Стеклодув
Шрифт:
Прапорщик принес кальян из розового стекла, запалил огонь, насыпал табак, смешанный с дурманным зельем. Майор Конь, прикрыв чресла простыней, потягивал пьяный дым, блаженно закрыв глаза, почмокивал мундштуком.
– Ах, Петр Андреевич, какого блаженства себя лишаешь. Если бы знал, что видят глаза и слышат уши, – майор мечтательно сомкнул веки с белыми жесткими ресницами, выпустив душистый дымок.
– Что видишь, что слышишь? – Суздальцев смотрел, как отлетает дымок, как вскипает пузырьками кальян, чувствуя, какое блаженство испытывает этот ожесточенный, огрубевший человек, не щадивший на войне ни себя, ни других.
– Представляешь, как будто передо мной листают книгу с персидскими миниатюрами, «Бабурнаме» или «Шахнаме». Если бы ты знал, как я любил в университете перелистывать эти дорогие фолианты, отпечатанные в Англии.
– Я ведь тебе говорил, что окончил университет, истфак. Диплом на тему: «Этика жизни и смерти в персидской поэзии». Мечтал побывать в Иране, посмотреть на святыни Шираза, на мавзолеи и дворцы Тегерана. Писал стихи на фарси. Ты можешь не верить, но я выучил наизусть множество глав из «Шахнаме», по подлиннику, что хранится в Британском музее.
– Почитай что-нибудь, – попросил Суздальцев, любуясь на недвижную, словно камень, драгоценную воду, в которой отражалось бирюзовое небо и застыли лазурные изразцы.

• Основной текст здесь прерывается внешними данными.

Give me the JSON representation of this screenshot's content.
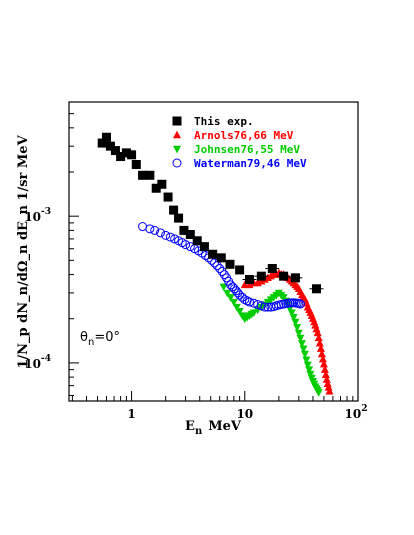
{
  "chart_data": {
    "type": "scatter",
    "title": "",
    "xlabel": "E",
    "xlabel_sub": "n",
    "xlabel_unit": "MeV",
    "ylabel": "1/N_p dN_n/dΩ_n dE_n 1/sr MeV",
    "x_scale": "log",
    "y_scale": "log",
    "xlim": [
      0.28,
      100
    ],
    "ylim": [
      5.5e-05,
      0.006
    ],
    "x_tick_labels": [
      {
        "value": 1,
        "label": "1"
      },
      {
        "value": 10,
        "label": "10"
      },
      {
        "value": 100,
        "label": "10",
        "sup": "2"
      }
    ],
    "y_tick_labels": [
      {
        "value": 0.001,
        "label": "10",
        "sup": "-3"
      },
      {
        "value": 0.0001,
        "label": "10",
        "sup": "-4"
      }
    ],
    "annotation": {
      "symbol": "θ",
      "sub": "n",
      "text": "=0°"
    },
    "legend_position": "top-right",
    "grid": false,
    "series": [
      {
        "name": "This exp.",
        "color": "#000000",
        "marker": "square-filled",
        "x": [
          0.55,
          0.6,
          0.65,
          0.72,
          0.8,
          0.9,
          1.0,
          1.1,
          1.25,
          1.45,
          1.65,
          1.85,
          2.1,
          2.35,
          2.6,
          2.9,
          3.3,
          3.8,
          4.4,
          5.2,
          6.2,
          7.4,
          9.0,
          11.0,
          14.0,
          17.5,
          22.0,
          28.0,
          43.0
        ],
        "y": [
          0.00315,
          0.00345,
          0.003,
          0.0028,
          0.00255,
          0.0027,
          0.00262,
          0.00225,
          0.0019,
          0.0019,
          0.00155,
          0.00165,
          0.00135,
          0.0011,
          0.00097,
          0.0008,
          0.00075,
          0.00068,
          0.00062,
          0.00055,
          0.00052,
          0.00047,
          0.00043,
          0.00037,
          0.00039,
          0.00044,
          0.00039,
          0.00038,
          0.00032
        ]
      },
      {
        "name": "Arnols76,66 MeV",
        "color": "#ff0000",
        "marker": "triangle-up-filled",
        "x": [
          10,
          11,
          12,
          13,
          14,
          15,
          16,
          17,
          18,
          19,
          20,
          21,
          22,
          23,
          24,
          25,
          26,
          27,
          28,
          29,
          30,
          31,
          32,
          33,
          34,
          35,
          36,
          37,
          38,
          39,
          40,
          41,
          42,
          43,
          44,
          45,
          46,
          47,
          48,
          49,
          50,
          51,
          52,
          53,
          54,
          55,
          56
        ],
        "y": [
          0.00034,
          0.00034,
          0.00035,
          0.00035,
          0.00036,
          0.00037,
          0.00038,
          0.00039,
          0.0004,
          0.0004,
          0.00041,
          0.0004,
          0.0004,
          0.00039,
          0.00038,
          0.00037,
          0.00036,
          0.00035,
          0.00034,
          0.00033,
          0.00032,
          0.000305,
          0.00029,
          0.00028,
          0.00027,
          0.000255,
          0.00024,
          0.00023,
          0.00022,
          0.00021,
          0.0002,
          0.00019,
          0.00018,
          0.00017,
          0.00016,
          0.000148,
          0.000136,
          0.000125,
          0.000115,
          0.000106,
          9.8e-05,
          9e-05,
          8.3e-05,
          7.7e-05,
          7.2e-05,
          6.8e-05,
          6.4e-05
        ]
      },
      {
        "name": "Johnsen76,55 MeV",
        "color": "#00cc00",
        "marker": "triangle-down-filled",
        "x": [
          6.5,
          7,
          7.5,
          8,
          8.5,
          9,
          9.5,
          10,
          10.5,
          11,
          11.5,
          12,
          13,
          14,
          15,
          16,
          17,
          18,
          19,
          20,
          21,
          22,
          23,
          24,
          25,
          26,
          27,
          28,
          29,
          30,
          31,
          32,
          33,
          34,
          35,
          36,
          37,
          38,
          39,
          40,
          41,
          42,
          43,
          44,
          45
        ],
        "y": [
          0.00033,
          0.0003,
          0.00028,
          0.00026,
          0.00024,
          0.000225,
          0.00021,
          0.0002,
          0.000205,
          0.00021,
          0.000215,
          0.00022,
          0.00023,
          0.00024,
          0.00025,
          0.00026,
          0.00027,
          0.00028,
          0.00029,
          0.0003,
          0.00029,
          0.00028,
          0.000265,
          0.00025,
          0.000235,
          0.00022,
          0.000205,
          0.00019,
          0.000175,
          0.00016,
          0.000148,
          0.000136,
          0.000125,
          0.000115,
          0.000105,
          9.7e-05,
          9e-05,
          8.4e-05,
          7.9e-05,
          7.5e-05,
          7.2e-05,
          6.9e-05,
          6.7e-05,
          6.5e-05,
          6.3e-05
        ]
      },
      {
        "name": "Waterman79,46 MeV",
        "color": "#0000ff",
        "marker": "circle-open",
        "x": [
          1.25,
          1.45,
          1.6,
          1.8,
          2.0,
          2.2,
          2.4,
          2.6,
          2.8,
          3.0,
          3.3,
          3.6,
          3.9,
          4.2,
          4.5,
          4.8,
          5.1,
          5.4,
          5.7,
          6.0,
          6.3,
          6.6,
          6.9,
          7.2,
          7.5,
          7.8,
          8.1,
          8.4,
          8.7,
          9.0,
          9.5,
          10,
          10.5,
          11,
          12,
          13,
          14,
          15,
          16,
          17,
          18,
          19,
          20,
          21,
          22,
          23,
          24,
          25,
          26,
          27,
          28,
          29,
          30,
          31
        ],
        "y": [
          0.00085,
          0.00082,
          0.0008,
          0.00077,
          0.00074,
          0.00072,
          0.0007,
          0.00068,
          0.00066,
          0.00064,
          0.00062,
          0.0006,
          0.00058,
          0.00056,
          0.00054,
          0.00052,
          0.0005,
          0.00048,
          0.00046,
          0.00044,
          0.00042,
          0.0004,
          0.00038,
          0.00036,
          0.00034,
          0.00033,
          0.00032,
          0.00031,
          0.0003,
          0.00029,
          0.00028,
          0.00027,
          0.000265,
          0.00026,
          0.000255,
          0.00025,
          0.000245,
          0.00024,
          0.00024,
          0.00024,
          0.000242,
          0.000245,
          0.000248,
          0.00025,
          0.000252,
          0.000254,
          0.000255,
          0.000256,
          0.000257,
          0.000257,
          0.000256,
          0.000255,
          0.000254,
          0.000252
        ]
      }
    ]
  }
}
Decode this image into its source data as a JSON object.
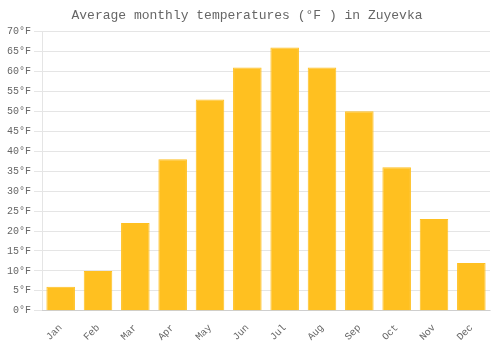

– Слушай, дорогой подполковник, мудрость Востока, к которой нам с тобой посчастливилось прикоснуться. – Конь открыл глаза, в них странно переливались бирюза и лазурь. Всплеснул рукой с неожиданной грацией, как если бы перелистывал страницы старинной рукописи с утонченной миниатюрой. Стал читать на фарси, удивляя Суздальцева изысканностью произношения, передающего музыку аристократического стиха.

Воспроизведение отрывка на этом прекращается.